Es un hecho que la mayoría de las empresas disponen de una cartera de productos y servicios cada vez más compleja, orientada a satisfacer las necesidades y preferencias de sus clientes, pero también necesaria para generar negocio y valor para la compañía. Resulta muy difícil imaginar hoy una empresa mono-producto que haya sido capaz de sobrevivir en esa situación durante mucho tiempo, sobre todo cuando sus competidores habrán desarrollado nuevas líneas de producto, extensiones de gama, o renovación de los productos originales con el fin de ofrecer al consumidor lo último, o de crear nuevas necesidades que aún nadie había satisfecho.
El entorno económico actual ejerce una importante presión para que las empresas desarrollen continuamente nuevos productos -y por tanto nuevas marcas- que les permitan experimentar un crecimiento continuado y sostenible en el tiempo. Las empresas no pueden parar, tienen que ir a más. Más mercados, más segmentos, más productos, más servicios, algunas veces bajo la misma marca. Ello lleva asociado un inevitable “estiramiento” de la marca original, superando en ocasiones el límite de lo que puede ser aceptable para el consumidor. La pregunta que debemos hacernos entonces es, ¿donde está la frontera? ¿cuántos productos es razonable tener bajo la misma marca?

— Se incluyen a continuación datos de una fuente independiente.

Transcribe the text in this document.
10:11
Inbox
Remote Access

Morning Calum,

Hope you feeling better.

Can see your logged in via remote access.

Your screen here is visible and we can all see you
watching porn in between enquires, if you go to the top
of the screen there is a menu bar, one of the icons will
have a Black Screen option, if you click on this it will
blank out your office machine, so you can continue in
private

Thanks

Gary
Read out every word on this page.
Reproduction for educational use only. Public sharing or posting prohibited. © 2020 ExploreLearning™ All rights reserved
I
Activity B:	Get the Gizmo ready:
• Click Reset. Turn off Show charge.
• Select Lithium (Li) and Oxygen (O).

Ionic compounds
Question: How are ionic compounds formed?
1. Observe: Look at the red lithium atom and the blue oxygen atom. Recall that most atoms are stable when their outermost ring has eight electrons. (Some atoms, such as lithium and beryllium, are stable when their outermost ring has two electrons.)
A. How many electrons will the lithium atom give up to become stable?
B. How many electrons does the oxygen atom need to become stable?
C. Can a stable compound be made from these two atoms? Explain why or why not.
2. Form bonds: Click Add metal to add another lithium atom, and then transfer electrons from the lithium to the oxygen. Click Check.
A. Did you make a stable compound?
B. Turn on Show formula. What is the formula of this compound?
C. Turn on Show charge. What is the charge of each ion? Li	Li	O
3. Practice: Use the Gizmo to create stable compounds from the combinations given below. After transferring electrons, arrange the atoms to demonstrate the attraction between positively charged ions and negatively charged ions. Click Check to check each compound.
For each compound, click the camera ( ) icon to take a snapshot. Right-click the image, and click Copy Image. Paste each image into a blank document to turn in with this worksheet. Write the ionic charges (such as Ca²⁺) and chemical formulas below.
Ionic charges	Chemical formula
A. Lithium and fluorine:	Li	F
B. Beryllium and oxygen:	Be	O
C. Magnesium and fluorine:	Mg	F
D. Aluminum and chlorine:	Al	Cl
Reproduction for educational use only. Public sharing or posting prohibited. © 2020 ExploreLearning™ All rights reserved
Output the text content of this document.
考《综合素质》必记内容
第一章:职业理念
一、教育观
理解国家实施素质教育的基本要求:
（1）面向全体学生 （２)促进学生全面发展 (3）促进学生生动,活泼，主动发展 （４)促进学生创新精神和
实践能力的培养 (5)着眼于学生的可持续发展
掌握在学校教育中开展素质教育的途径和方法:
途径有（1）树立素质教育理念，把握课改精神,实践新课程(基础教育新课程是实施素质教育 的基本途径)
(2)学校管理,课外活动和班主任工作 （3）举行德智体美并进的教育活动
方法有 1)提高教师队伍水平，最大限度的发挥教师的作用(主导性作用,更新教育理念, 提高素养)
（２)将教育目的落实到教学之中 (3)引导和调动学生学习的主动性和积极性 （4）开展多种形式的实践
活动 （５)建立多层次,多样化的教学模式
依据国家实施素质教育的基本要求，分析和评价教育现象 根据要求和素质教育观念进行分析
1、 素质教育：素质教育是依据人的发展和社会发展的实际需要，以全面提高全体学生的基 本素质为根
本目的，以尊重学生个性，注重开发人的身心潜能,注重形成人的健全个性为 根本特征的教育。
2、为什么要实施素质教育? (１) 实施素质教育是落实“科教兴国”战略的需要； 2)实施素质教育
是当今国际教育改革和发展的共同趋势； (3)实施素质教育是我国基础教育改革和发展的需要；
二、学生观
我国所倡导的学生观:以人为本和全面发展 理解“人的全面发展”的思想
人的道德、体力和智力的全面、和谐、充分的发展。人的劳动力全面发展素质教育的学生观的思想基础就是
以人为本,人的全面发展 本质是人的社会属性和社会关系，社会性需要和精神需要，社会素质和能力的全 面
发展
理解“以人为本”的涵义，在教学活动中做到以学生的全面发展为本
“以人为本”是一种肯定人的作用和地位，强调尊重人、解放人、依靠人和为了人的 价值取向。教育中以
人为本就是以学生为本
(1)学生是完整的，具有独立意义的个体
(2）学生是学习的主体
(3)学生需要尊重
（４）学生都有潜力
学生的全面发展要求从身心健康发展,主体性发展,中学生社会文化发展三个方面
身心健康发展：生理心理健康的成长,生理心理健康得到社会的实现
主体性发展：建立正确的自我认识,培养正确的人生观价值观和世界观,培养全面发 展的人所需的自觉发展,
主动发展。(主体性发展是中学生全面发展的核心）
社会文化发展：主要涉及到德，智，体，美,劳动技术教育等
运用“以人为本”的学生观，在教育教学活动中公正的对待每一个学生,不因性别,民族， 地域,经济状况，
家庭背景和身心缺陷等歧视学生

Cada uno que saque sus propias conclusiones pero mi opinión es que las marcas deben generar vínculos emocionales con sus grupos de interés y que ello sólo es posible si han sido concebidas específicamente pensando en ellos. Y si no, hágase la siguiente pregunta ¿Qué pensarían los clientes de una crema de noche en cuyo envase aparece la marca Fujifilm?